In vielen arabischen Ländern behalten die Ehegatten ihren Familiennamen bei, wenn sie heiraten, auch die Frauen. In Deutschland übernehmen dagegen die meisten Frauen immer noch den Nachnamen ihres Ehemanns. Ein bemerkenswerter Umstand, besonders wenn man das gängige Bild der Frau im Islam berücksichtigt.

Was bedeutet uns unser Nachname? Was verbinden wir mit ihm? Wie wichtig ist er uns? Gehört er zu unserer Identität? – Der Gesetzgeber beantwortet diese Frage mit Ja. Er schützt ihn, den Nachnamen, nicht nur den des Mannes, sondern seit 1991 auch den der Frau. Nach geltendem Recht ist der Name Ausdruck der Identität und Individualität eines Menschen.

Wie verhält es sich mit der Identität und Individualität, wenn der eigene Nachname bei der Eheschließung abgelegt wird? Entsteht eine neue Identität? Muss sich das Individuum neu definieren?

Diese und weitere Fragen stellen sich Frauen häufiger als Männer, denn rund 80 Prozent nehmen bei der Eheschließung den Namen des Gatten an, obwohl sie rechtlich gesehen aus o.g. Gründen seit über 20 Jahren die Möglichkeit haben, ihren Namen weiterzuführen. Warum wird diese Möglichkeit verhältnismäßig wenig genutzt? Gerne wird die Familie des zukünftigen Ehemannes bemüht, die sich einen Bruch mit der Tradition nicht vorstellen kann. Frauen selbst betonen, wie selbstverständlich für sie die „traditionelle Namensübernahme“ ist, oder dass sie sich darüber nie Gedanken gemacht haben. Vielleicht brauchen Prozesse dieser Art länger.

Als im 17. Jahrhundert Berufe für Familien namensgebend wurden, führte dies indirekt zu einer Subsumierung der Frauennamen. Ende des 18. Jahrhunderts wurde zum ersten Mal gesetzlich festgehalten, dass die Frau den Familiennamen des Mannes annimmt. Auf diese Weise – so der patriarchal geprägte Gedankengang – bekommt sie Anteil am Status des Mannes. Dem voraus ging die mittelalterliche Praxis: Hier standen die Nachnamen häufig in Verbindung mit dem Wohnsitz, den Landschaften oder prägenden Elementen der Umgebung. Derjenige, der seinen Wohnort verließ und zum anderen zog, nahm damit auch den Namen des Ortes an und legte seinen eigenen ab.

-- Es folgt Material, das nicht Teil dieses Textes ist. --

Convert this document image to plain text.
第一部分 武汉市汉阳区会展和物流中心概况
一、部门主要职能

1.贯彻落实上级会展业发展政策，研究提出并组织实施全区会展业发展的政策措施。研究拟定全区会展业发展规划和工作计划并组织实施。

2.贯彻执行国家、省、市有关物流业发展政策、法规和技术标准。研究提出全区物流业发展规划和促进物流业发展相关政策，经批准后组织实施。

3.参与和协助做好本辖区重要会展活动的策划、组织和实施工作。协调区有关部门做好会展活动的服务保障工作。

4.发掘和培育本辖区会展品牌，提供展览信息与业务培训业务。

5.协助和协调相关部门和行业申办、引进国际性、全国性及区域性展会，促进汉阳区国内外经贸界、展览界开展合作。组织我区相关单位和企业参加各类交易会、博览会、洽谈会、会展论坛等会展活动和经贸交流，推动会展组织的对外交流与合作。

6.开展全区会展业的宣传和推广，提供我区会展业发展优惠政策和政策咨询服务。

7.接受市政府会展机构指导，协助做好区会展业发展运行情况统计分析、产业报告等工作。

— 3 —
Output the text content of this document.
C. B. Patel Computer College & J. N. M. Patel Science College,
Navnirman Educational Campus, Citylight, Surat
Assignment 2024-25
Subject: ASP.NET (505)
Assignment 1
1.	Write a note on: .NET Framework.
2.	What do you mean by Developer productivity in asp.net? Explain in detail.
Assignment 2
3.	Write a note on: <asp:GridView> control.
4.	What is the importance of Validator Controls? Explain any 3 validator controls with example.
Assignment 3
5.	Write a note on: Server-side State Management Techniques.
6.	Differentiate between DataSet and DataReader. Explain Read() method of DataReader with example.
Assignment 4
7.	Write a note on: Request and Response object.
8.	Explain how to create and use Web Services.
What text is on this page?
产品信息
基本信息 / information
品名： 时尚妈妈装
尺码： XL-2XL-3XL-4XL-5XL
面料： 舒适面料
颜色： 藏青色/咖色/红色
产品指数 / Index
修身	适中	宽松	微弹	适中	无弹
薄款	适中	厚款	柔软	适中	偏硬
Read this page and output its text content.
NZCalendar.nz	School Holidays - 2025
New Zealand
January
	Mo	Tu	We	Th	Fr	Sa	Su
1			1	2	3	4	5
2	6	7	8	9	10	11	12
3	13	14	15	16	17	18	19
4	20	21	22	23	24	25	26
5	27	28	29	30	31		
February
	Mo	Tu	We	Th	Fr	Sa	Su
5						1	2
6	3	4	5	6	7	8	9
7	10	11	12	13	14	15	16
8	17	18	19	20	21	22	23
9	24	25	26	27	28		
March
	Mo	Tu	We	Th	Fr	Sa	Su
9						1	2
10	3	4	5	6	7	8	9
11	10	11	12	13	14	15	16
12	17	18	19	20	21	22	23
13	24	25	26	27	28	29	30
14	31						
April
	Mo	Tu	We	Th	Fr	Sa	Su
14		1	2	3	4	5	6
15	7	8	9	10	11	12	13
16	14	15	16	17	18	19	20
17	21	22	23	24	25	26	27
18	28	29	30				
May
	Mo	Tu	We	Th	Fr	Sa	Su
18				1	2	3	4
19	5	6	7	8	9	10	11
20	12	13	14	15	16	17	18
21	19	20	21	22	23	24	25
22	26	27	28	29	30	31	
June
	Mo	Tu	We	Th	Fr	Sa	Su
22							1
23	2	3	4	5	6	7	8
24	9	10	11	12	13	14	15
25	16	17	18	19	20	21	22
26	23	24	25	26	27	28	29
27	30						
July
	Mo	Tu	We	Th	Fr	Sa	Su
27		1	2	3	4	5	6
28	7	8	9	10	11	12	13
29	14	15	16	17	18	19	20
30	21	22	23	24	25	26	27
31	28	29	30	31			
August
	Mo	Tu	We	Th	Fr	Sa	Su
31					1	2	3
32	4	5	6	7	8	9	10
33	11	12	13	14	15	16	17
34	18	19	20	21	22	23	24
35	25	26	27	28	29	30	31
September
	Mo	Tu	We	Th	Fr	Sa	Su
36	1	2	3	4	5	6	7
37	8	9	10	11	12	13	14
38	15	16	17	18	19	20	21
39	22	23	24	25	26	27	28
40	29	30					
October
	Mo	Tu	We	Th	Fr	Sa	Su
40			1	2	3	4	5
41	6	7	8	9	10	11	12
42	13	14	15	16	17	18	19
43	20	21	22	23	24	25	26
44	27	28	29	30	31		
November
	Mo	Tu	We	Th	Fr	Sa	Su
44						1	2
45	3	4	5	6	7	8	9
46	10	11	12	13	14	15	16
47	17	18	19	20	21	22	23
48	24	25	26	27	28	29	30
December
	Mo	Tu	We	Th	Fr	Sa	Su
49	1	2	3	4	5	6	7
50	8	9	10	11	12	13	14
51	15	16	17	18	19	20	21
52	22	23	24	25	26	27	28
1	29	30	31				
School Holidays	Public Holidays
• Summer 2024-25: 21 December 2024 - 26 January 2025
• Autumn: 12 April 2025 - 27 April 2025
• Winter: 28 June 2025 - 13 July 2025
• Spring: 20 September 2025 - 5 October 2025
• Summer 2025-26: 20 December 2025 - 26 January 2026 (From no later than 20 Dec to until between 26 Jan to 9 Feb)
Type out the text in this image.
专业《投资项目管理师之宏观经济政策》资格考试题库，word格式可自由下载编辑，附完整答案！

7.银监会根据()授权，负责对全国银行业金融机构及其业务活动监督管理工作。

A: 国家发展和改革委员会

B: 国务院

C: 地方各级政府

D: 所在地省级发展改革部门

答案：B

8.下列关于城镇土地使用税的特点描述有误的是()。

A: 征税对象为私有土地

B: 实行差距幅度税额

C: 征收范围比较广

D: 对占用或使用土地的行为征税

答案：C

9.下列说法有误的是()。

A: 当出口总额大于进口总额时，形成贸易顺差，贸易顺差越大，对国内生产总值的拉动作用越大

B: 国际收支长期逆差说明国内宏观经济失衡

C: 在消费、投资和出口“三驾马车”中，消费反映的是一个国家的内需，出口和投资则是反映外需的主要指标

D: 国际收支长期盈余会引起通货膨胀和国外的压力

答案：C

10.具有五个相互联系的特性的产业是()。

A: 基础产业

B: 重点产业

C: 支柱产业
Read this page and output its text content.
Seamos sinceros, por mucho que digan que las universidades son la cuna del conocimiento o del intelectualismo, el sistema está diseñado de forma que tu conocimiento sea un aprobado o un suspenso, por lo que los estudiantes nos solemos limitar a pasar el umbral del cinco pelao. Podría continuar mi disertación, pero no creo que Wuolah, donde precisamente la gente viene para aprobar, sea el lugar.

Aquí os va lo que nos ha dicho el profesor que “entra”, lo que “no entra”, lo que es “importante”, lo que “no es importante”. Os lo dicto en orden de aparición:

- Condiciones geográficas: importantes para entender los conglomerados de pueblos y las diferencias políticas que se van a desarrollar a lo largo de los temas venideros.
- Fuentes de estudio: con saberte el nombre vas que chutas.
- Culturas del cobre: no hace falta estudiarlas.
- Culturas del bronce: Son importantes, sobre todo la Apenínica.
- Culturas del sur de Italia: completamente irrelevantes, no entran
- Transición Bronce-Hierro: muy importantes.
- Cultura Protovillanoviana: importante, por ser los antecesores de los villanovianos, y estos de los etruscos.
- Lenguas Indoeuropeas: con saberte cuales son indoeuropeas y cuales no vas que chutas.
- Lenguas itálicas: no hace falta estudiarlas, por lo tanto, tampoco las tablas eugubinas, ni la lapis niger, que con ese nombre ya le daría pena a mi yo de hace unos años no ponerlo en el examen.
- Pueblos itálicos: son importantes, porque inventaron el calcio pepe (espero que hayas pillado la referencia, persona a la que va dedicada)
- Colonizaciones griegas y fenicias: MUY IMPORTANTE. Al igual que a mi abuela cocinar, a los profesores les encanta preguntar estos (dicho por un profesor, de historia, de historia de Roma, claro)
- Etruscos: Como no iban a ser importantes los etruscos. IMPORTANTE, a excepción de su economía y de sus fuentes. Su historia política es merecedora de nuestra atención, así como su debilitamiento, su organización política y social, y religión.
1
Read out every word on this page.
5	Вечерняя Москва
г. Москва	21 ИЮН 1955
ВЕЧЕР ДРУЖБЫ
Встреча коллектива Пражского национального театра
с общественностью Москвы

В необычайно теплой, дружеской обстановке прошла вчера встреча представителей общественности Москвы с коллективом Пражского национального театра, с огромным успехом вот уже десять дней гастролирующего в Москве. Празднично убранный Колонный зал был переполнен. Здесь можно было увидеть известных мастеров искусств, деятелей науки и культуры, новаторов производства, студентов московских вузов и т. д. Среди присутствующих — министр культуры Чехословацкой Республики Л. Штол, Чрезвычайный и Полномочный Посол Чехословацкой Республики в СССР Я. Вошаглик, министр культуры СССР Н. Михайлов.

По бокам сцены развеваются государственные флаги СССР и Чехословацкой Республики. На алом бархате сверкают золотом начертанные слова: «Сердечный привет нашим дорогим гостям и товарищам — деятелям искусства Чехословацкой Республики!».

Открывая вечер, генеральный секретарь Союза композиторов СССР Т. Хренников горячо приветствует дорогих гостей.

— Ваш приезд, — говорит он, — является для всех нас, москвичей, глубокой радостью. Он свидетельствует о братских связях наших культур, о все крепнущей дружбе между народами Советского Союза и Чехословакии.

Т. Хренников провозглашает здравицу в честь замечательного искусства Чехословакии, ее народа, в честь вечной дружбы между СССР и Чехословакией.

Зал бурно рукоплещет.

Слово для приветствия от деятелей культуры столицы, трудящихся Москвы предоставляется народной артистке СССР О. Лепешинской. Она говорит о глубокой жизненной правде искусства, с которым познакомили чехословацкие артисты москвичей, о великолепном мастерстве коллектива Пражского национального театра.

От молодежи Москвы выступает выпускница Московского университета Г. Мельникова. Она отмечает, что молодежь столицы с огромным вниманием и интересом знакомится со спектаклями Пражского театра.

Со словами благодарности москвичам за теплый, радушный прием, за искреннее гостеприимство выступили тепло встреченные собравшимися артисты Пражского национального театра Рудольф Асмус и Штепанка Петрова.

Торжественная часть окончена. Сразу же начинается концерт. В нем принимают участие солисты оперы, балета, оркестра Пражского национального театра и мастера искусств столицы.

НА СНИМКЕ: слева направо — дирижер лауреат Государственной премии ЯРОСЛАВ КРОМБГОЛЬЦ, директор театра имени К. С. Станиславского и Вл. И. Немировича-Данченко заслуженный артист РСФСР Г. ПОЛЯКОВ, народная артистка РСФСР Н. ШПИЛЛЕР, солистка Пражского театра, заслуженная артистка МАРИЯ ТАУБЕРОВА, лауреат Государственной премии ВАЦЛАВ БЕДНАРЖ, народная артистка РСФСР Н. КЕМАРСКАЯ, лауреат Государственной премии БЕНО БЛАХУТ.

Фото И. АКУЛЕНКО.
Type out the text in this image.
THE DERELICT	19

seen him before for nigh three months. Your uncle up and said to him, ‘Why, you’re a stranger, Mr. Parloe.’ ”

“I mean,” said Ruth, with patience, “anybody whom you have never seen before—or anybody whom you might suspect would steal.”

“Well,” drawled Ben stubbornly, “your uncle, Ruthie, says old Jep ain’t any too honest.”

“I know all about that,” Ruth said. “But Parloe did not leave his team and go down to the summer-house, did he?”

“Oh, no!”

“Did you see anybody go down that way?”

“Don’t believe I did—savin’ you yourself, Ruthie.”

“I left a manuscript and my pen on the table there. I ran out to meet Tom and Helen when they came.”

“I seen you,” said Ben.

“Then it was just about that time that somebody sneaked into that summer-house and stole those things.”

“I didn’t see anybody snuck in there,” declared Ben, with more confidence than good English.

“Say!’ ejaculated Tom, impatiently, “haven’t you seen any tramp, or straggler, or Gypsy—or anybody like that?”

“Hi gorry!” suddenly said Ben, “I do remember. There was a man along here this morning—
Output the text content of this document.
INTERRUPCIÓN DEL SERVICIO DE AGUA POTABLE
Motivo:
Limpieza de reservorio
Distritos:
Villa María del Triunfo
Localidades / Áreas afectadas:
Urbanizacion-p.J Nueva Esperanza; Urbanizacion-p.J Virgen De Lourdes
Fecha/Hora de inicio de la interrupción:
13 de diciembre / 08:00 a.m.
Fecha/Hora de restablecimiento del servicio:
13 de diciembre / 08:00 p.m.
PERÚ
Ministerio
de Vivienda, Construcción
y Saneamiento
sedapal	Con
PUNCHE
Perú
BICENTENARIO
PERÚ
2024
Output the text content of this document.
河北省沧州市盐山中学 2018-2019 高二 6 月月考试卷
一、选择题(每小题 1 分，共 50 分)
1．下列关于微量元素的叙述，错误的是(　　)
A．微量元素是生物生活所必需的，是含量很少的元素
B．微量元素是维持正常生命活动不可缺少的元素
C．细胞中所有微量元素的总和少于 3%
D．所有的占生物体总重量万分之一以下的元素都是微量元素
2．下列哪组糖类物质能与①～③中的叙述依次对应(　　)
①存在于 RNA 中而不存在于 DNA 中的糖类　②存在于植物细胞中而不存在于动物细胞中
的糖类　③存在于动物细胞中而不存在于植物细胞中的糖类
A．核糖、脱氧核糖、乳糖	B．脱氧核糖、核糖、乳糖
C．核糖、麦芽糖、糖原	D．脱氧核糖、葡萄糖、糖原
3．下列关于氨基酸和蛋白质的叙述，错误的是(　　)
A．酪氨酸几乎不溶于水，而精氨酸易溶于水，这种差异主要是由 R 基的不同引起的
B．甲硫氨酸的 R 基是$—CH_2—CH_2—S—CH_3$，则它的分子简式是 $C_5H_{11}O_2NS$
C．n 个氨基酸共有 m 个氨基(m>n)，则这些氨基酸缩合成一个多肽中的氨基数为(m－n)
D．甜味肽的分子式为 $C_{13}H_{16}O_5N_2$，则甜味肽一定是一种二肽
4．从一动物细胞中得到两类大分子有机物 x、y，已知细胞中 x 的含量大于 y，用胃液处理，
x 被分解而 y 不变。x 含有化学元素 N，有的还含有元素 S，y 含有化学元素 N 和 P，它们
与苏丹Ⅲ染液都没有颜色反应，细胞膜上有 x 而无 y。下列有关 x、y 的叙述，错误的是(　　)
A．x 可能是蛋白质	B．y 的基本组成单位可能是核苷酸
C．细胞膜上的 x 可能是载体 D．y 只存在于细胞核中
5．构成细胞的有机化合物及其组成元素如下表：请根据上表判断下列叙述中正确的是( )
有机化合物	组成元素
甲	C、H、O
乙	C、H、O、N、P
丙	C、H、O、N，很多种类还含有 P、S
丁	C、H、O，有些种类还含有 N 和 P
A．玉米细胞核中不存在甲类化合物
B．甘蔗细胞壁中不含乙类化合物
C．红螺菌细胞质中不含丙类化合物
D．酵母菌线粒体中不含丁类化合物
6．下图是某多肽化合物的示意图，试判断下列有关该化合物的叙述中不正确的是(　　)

Es war mitnichten zu allen Zeiten so, wie sich unsere gängige, immer noch patriarchal hergeleitete Praxis heute präsentiert. Und es ist nicht an allen Orten so wie hier. Beispielsweise behalten in vielen arabischen Ländern die Ehegatten ihren Familiennamen bei, wenn sie heiraten. Dies gilt dort ganz selbstverständlich auch für die Frauen, die ihren Geburtsnamen nach der Eheschließung weiterführen. Ein bemerkenswerter Umstand angesichts der kritischen Betrachtung des Islam – insbesondere der Rolle der Frau. Wenn wir versucht sind, manchmal durchaus schnell, nicht selten überheblich, beurteilen zu wollen, inwieweit muslimische Frauen in ihrer Rolle eingeengt sind, könnte dieses Detail zu einer Erweiterung unseres Horizontes führen.

Es wäre nicht uncharmant, sich von dieser kulturellen Praxis beleben zu lassen und die Diskussion über Identität und Individualität am Beispiel der Namenswahl neu zu bedenken.